I arrived in town with a good background in political and strategic theory, military history, international relations, economics, quantitative methods, defense planning and government operations. It only improved as I earned my Master’s and Ph.D. But nothing in my background, educational or personal readings prepared me for what it was like to work for national leaders and senior government officials. These individuals were extremely bright, if not brilliant, conscientious, hard working and dynamic. For the most part they were also extraordinarily egocentric, competitive, driven and, on occasion, supercilious. As I discovered early in my Washington sojourn, the most brilliant policy formulation or exquisitely crafted implementation strategy was worth precisely nothing if you could not get the blessing of one of these important personages.
You may ask what this has to do with the best book I read in 2011. Quite a lot, actually. To put it bluntly, when I came to town there was no course on the care and management of enormous personalities. I have lectured at the National War College as well as many of the military’s senior service schools. Nowhere is there such a course. They maintain the pretence that policy making and its implementation can be conducted free of any recognition of the personal psychology, quirks, idiosyncrasies and belief systems of senior national leaders.

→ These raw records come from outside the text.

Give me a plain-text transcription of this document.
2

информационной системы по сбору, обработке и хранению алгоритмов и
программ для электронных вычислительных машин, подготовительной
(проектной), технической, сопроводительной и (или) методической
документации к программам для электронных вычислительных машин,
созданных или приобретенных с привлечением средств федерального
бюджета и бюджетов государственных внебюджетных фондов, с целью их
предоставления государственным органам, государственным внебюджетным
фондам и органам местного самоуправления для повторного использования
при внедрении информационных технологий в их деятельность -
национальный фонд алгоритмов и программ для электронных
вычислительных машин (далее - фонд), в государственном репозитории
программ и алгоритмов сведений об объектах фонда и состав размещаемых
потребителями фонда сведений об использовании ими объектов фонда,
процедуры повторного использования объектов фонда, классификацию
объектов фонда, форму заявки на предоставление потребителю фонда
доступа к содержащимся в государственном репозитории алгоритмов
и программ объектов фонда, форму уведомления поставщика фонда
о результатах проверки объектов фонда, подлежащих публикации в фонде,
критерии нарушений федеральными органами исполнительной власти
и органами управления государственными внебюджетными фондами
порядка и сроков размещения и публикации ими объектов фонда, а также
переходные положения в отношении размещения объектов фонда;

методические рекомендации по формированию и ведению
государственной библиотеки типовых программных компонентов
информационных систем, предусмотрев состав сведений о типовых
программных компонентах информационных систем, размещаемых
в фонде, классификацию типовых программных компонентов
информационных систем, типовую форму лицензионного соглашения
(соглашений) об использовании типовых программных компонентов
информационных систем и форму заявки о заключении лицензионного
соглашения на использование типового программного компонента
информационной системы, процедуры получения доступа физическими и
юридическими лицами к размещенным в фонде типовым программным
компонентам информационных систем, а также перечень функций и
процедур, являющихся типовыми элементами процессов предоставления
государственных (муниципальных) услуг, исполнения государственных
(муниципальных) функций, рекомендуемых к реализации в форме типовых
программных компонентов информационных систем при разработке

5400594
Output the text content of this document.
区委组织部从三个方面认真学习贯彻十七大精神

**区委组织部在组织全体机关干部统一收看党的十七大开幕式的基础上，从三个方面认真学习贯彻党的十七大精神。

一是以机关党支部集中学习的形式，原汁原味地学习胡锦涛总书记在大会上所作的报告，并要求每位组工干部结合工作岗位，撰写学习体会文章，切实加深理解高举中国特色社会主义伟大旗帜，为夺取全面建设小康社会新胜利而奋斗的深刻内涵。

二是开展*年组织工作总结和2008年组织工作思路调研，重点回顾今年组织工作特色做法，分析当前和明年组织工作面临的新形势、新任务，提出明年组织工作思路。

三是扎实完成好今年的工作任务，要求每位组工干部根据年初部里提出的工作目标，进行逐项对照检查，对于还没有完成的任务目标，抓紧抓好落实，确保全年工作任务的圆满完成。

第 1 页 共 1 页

Were I to organize such a course, the core reading would be Andrew Roberts’ Masters and Commanders. The central focus of this book is the most successful military partnership in history: that between Great Britain and the United States during World War Two. But it is much more than that. It is equally a story of people. There are the two war leaders, Winston Churchill and Franklin Roosevelt, the Masters and their staffs, notably U.S. Army Chief of Staff, General George C. Marshall and Field Marshal Alan Brooke, Chief of the U.K. Imperial General Staff, the Commanders. There are also the other senior civilian and military leaders that constituted the core critical national decision making cadre and included such shy and retiring figures as Bernard Montgomery, Arthur “Bomber” Harris, Anthony Eden, Cordell Hull, Dwight Eisenhower, Douglas MacArthur, Chester Nimitz, Ernest King and Henry “Hap” Arnold.
In particular, it is a study of the interactions between principals and their staffs. Masters and Commanders makes a strong case that the first rule of leadership is to dominate one’s staff and the most important aspect of staff work is control of their principals. Given what we have learned in recent decades regarding Churchill’s approach to decision making and his overall mental state it may not strike the reader as too surprising how much of Alan Brooks’ time and energy, as well as that of the senior staff, was spent trying to manage the great man and even contain the damage he could do. What is less well-recognized is the extent to which Marshall and the other senior U.S. military and civilian leaders did the same. For his part, Roosevelt was not about to cede to the military control over America’s grand strategy for the war.
Much of the book deals with the fascinating interplay within and among the American and British staffs. There were rancorous and protracted debates over almost every major decision from the precedence accorded to the war in Europe, the sequencing of military operations, the timing of the invasion of continental Europe, the alliance with the Soviet Union, the treatment of defeated Axis countries and the goals of the strategic bombing campaigns. Often the most intense rivalries did not stem from different national interests but from the desire to protect or advance the interests of a particular military service. Resolving them depended less on facts and arguments and more on an understanding of the egos involved.
Roberts goes to some pains in his conclusions to point out that an important reason why the process between the masters and the commanders in both Great Britain and the United States worked so successfully was because they were set in the context of democratic political systems and bounded by democratic institutions. These constrained the behavior of the masters and provided safe and legitimate avenues for discussion and even dissent for the commanders. In the end that is why Churchill and Roosevelt got it right and why Hitler, Mussolini and Stalin’s successors did not. This also helps to explain the failures of the regimes in Iraq, Libya and Egypt and why the fate of those in North Korea, Iran and Cuba are all but sealed. When staffs cannot tell truth to power the end is inevitable.